Probing the cosmological variation of the fine-structure constant: Results based on VLT-UVES sample

Abstract

Development of fundamental physics relies on the constancy of various fundamental quantities such as the fine structure constant. Detecting or constraining the possible time variations of these fundamental physical quantities is an important step toward a complete understanding of basic physics. Here we present the results from a detailed many-multiplet analysis performed using high signal-to-noise ratio, high spectral resolution observations of 23 Mg II systems detected toward 18 QSOs in the redshift range 0.4<z<2.3 obtained using UVES at the VLT. We validate our procedure and define the selection criteria that will avoid possible systematics using detail analysis of simulated data set. We show our Voigt profile fitting code recovers the variation in \alpha very accurately when we use single component systems and multiple component systems that are not heavily blended. Spurious detections are frequently seen when we use heavily blended systems or the systems with very weak lines. Thus we avoided heavily blended systems and the systems with Fe II column density < 2x10^12 cm^-2 in the analysis. All steps involved in the analysis are presented in detail.
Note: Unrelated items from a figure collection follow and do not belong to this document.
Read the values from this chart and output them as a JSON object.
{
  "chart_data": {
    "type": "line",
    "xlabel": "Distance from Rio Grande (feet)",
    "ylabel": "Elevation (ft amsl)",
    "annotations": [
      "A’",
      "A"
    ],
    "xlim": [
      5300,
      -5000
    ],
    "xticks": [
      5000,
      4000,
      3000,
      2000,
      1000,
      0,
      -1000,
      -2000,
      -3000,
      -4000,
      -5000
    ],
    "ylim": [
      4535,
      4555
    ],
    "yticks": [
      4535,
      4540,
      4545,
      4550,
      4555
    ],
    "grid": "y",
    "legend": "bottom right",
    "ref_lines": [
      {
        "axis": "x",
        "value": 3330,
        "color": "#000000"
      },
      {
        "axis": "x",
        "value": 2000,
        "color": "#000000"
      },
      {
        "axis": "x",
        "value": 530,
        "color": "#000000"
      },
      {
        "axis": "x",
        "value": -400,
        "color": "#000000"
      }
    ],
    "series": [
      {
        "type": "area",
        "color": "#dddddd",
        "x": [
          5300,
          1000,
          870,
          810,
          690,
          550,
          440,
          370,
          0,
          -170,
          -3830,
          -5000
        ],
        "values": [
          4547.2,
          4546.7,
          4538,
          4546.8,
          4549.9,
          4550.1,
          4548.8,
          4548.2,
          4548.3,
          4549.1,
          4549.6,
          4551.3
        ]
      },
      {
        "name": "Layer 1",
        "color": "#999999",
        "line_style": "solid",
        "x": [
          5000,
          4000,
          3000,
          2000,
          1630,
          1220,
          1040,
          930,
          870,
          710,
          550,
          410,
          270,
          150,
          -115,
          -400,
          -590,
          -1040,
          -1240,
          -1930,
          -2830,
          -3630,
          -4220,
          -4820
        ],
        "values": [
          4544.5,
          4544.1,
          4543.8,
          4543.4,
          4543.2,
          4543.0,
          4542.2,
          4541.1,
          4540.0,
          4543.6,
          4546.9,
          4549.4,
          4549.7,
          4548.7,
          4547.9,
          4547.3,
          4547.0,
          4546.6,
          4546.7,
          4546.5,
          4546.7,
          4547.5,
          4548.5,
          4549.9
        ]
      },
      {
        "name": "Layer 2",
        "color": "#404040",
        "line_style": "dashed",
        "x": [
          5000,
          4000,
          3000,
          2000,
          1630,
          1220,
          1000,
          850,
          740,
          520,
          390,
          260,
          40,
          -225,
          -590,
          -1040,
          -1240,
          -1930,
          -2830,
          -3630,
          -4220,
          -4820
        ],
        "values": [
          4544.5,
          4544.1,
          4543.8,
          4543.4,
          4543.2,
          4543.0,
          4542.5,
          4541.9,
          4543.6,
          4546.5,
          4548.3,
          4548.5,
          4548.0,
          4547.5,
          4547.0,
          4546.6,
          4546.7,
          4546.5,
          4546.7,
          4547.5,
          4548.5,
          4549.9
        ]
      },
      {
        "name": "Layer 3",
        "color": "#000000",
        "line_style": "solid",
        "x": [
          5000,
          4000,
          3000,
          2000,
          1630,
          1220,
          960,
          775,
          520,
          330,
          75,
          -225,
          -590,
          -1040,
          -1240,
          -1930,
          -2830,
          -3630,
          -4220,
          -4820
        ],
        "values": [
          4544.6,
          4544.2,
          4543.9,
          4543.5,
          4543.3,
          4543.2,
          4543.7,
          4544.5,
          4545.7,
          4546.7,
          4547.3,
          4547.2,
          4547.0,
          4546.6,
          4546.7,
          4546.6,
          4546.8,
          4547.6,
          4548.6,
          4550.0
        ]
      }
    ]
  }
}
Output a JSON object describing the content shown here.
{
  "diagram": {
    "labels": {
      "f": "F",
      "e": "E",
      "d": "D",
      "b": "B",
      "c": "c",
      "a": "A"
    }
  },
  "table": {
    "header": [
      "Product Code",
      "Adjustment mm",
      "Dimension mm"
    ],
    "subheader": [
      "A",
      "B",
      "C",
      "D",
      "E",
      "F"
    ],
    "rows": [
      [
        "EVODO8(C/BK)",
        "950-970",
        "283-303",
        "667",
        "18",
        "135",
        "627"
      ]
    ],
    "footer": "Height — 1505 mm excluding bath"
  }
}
The weighted mean value of the variation in \alpha obtained from our analysis over the redshift range 0.4<z<2.3 is {\Delta\alpha/\alpha} = (-0.06+/-0.06)x10^-5. The median redshift of our sample is 1.55 the 3\sigma upper limit on the time variation of $\alpha$ is -2.5x10^-16 yr^-1< (\Delta\alpha/\alpha\Delta t) <+1.2x10^-16 yr^-1. To our knowledge this is the strongest constraint from quasar absorption line studies till date.